■「アウシュビッツと〈アウシュビッツの嘘〉」 ティル・バスティアン著 石田勇治 他編著 白水社 1995年 P22〜24
ナチの絶滅裝置が殺人の「試運転」を行ったのが、いわゆるT4作戦であった。この名は、作戦の拠点がティーアガルテン通り
四番地の屋敷にあったことから、その頭文字をとってこう呼ばれた。T4作戦の目的は、数千人の心身障害者を殺害することにあった。
つまり、ヒトラーは一九三九年十月末、「総統祕密布告」(ただし日付は九月一日)を発し、「特命を受けた医師の権限を拡大し
、診断の結果もはや治る見込がなく、その病状が重篤と判断された者には尊厳死を施す」ことを認めたのである。もちろん、実際に
行われたことは「尊厳死」などといえるものではなかった。

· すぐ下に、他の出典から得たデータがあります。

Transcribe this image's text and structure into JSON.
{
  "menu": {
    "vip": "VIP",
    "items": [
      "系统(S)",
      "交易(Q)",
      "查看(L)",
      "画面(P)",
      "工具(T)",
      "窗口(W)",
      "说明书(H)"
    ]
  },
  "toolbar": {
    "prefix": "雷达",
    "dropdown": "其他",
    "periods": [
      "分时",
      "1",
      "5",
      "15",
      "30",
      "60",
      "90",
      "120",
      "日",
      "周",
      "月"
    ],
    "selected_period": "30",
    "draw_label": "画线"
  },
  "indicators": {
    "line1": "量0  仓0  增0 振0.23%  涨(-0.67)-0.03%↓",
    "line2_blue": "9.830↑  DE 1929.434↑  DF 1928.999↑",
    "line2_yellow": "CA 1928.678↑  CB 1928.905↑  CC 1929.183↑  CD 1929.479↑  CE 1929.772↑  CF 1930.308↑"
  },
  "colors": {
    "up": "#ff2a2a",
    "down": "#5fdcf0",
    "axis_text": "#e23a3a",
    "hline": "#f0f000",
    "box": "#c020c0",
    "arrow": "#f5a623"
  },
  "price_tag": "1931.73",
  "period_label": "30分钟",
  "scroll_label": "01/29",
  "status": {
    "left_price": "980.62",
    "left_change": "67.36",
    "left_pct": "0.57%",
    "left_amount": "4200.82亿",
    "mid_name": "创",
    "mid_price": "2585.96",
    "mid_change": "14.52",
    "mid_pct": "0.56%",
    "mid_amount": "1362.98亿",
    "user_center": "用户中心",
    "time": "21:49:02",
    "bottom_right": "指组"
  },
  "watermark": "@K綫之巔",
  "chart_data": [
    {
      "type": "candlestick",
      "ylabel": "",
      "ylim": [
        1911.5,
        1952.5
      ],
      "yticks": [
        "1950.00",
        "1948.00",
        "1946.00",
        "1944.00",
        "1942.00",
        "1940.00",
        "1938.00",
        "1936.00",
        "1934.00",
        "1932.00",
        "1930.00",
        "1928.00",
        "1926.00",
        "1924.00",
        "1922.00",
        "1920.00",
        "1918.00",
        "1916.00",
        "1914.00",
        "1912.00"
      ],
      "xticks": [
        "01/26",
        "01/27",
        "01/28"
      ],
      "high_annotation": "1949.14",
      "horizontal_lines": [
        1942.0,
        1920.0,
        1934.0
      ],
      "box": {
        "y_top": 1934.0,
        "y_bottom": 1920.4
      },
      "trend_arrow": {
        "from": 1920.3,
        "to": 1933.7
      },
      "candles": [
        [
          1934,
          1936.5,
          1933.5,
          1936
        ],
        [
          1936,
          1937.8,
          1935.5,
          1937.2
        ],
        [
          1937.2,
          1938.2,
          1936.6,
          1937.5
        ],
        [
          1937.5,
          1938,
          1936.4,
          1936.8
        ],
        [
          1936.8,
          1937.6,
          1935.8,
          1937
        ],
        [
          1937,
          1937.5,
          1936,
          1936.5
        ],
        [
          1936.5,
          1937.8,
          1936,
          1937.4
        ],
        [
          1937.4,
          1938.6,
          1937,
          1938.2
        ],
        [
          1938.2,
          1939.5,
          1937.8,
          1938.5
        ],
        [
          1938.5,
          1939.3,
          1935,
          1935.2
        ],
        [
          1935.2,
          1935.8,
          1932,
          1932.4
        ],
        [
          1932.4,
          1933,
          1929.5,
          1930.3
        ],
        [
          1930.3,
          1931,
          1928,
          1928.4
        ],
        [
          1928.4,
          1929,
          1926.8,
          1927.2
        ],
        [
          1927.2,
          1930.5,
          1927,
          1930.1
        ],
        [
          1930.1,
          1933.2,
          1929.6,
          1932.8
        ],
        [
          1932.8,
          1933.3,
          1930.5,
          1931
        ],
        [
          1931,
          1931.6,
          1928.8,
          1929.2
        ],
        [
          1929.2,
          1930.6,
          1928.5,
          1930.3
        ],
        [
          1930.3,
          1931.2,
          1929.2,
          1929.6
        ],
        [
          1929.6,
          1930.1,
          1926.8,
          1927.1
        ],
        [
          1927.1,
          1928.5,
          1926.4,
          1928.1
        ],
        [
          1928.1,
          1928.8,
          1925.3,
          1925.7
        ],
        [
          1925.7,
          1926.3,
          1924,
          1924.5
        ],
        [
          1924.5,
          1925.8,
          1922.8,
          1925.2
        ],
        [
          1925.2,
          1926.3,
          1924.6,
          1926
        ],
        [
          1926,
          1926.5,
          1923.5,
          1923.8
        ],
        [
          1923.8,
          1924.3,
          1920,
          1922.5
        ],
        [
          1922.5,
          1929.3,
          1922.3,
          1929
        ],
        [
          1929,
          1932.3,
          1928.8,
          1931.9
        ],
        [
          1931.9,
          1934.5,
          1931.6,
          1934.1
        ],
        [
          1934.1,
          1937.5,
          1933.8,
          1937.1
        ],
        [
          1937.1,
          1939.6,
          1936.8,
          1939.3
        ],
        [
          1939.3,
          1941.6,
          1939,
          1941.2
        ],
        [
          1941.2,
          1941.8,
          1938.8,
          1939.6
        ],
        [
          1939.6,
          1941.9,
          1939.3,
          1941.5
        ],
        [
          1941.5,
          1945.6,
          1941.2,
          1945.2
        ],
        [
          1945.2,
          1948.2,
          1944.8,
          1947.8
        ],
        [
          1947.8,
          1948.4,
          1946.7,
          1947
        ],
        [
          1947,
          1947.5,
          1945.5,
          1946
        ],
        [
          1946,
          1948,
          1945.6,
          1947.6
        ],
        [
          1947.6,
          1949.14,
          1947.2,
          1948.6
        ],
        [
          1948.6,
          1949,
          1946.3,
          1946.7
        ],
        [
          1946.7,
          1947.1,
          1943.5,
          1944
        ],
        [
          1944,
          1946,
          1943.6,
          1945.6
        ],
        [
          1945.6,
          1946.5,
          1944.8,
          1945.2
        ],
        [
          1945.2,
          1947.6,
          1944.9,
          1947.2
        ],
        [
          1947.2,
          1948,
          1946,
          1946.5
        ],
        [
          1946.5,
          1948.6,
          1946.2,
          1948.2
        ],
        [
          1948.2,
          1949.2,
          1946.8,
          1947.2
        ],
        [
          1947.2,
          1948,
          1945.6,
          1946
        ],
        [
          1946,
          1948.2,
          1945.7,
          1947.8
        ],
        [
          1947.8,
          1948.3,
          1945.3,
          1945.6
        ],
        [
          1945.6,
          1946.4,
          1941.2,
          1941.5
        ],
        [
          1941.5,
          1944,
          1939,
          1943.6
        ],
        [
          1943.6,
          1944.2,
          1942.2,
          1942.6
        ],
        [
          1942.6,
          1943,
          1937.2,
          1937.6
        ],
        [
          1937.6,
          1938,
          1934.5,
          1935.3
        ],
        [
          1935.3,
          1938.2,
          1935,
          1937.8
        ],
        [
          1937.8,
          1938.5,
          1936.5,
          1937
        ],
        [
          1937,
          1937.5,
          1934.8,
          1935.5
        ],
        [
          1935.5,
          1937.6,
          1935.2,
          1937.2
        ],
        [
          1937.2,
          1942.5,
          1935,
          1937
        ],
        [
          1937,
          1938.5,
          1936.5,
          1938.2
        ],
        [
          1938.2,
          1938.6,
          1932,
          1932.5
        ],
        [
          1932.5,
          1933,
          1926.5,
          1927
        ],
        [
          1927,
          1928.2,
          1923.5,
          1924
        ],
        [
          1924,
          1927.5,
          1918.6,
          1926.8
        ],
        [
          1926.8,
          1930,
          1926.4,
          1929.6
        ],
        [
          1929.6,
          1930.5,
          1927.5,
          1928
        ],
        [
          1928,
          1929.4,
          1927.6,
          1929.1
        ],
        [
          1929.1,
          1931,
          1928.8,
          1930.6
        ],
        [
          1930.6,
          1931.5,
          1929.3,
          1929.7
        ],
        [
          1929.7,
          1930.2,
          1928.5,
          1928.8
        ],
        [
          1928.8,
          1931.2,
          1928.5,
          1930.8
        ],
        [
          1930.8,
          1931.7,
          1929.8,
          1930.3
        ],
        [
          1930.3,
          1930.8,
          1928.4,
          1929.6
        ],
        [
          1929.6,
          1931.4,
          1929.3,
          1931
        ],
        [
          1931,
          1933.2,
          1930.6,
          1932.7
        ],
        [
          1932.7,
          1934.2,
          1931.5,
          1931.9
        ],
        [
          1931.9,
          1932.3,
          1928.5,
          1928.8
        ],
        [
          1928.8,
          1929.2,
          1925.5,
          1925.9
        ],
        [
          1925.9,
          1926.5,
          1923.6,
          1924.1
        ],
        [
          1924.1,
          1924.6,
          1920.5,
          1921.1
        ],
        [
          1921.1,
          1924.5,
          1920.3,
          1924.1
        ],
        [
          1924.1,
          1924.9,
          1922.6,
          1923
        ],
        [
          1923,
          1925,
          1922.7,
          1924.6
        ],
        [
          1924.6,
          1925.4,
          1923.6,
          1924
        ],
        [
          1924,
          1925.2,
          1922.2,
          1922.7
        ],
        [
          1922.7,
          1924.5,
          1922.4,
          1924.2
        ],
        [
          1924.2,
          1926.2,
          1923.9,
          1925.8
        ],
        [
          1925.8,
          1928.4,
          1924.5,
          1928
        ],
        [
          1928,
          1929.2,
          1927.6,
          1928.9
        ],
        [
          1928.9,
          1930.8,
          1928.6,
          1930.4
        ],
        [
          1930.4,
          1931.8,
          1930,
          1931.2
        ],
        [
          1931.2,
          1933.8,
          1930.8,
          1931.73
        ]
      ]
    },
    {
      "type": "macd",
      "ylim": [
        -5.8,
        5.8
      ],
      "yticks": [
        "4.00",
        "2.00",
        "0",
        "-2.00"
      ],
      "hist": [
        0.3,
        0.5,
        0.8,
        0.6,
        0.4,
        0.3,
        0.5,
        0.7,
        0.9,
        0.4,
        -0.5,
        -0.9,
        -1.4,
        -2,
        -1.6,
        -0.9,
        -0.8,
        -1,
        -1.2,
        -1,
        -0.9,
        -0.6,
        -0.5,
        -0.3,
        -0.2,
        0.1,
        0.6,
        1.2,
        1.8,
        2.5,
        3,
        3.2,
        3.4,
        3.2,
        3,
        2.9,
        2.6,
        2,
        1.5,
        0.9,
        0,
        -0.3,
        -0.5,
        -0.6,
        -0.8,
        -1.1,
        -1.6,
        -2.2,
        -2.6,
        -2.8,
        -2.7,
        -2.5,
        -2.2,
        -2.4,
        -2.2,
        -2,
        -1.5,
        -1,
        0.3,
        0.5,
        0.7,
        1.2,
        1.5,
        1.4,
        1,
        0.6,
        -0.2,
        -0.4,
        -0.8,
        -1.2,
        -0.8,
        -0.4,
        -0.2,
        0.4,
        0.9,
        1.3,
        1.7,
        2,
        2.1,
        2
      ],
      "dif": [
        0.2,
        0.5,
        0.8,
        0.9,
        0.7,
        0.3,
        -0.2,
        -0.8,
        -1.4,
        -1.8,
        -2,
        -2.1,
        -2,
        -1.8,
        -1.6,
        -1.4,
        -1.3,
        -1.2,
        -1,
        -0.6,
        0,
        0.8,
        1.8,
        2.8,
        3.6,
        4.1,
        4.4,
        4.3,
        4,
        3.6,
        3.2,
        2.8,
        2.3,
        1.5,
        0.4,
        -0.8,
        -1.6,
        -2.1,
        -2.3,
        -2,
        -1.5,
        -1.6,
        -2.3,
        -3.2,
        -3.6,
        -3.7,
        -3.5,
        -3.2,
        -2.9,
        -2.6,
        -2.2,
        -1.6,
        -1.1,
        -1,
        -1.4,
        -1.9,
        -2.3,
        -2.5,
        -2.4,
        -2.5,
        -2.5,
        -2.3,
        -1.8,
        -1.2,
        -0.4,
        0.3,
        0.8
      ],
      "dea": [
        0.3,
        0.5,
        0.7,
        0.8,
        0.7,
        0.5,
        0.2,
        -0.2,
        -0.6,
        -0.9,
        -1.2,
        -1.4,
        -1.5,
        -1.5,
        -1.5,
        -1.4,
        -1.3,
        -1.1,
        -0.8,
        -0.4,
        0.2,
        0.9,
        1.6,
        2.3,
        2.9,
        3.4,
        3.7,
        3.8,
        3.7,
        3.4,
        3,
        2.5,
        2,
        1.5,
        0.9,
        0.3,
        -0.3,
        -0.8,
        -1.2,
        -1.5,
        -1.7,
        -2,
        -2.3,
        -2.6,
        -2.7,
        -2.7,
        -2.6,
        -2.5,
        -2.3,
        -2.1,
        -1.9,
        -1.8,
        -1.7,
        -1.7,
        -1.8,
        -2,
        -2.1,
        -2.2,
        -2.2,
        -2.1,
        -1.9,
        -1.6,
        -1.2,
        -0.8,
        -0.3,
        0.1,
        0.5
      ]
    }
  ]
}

すでに十月九日には、その夏に設立されたばかりの「帝国治療・療養施設研究チーム」が、病院や療養所の医師たちに安樂死に関する申告書類を送り始め、医師は記入を義務付けられた。そして、返送された書類は鑑定官が手分けして目を通し、余計は一切書かずに、ただ「はい」「いいえ」あるいは「不明」と記入した。「はい」は、ガスによる死を意味した。その場合、まず当該患者を施設に連行する準備命令がだされる。車内にカーテンをひいたバスが来て、そこから六ヵ所(ハーダマー、グラーフェネック、ベルンブルグ、ブランデンブルグ、リンツ近郊のハルトハイム、ピルナ郊外のゾネンシュタイン)の殺人施設に送られた。そこのガス室はシャワー室であると偽られていた。施設の職員たちは兵舍に住み、特別手当を支給され、酒類を十分にあてがわれた。施設には付属の「弔文局」があって、犠牲者の身内に偽りの弔電を送っていた。
(中略)
のべ八万から十万の病人や心身障害者がこの殺人作戦の犠牲となった。ヒトラーは一九四一年八月二十四日、突然T4作戦の
中止命令を下した。だが、その動機ははっきりしていない。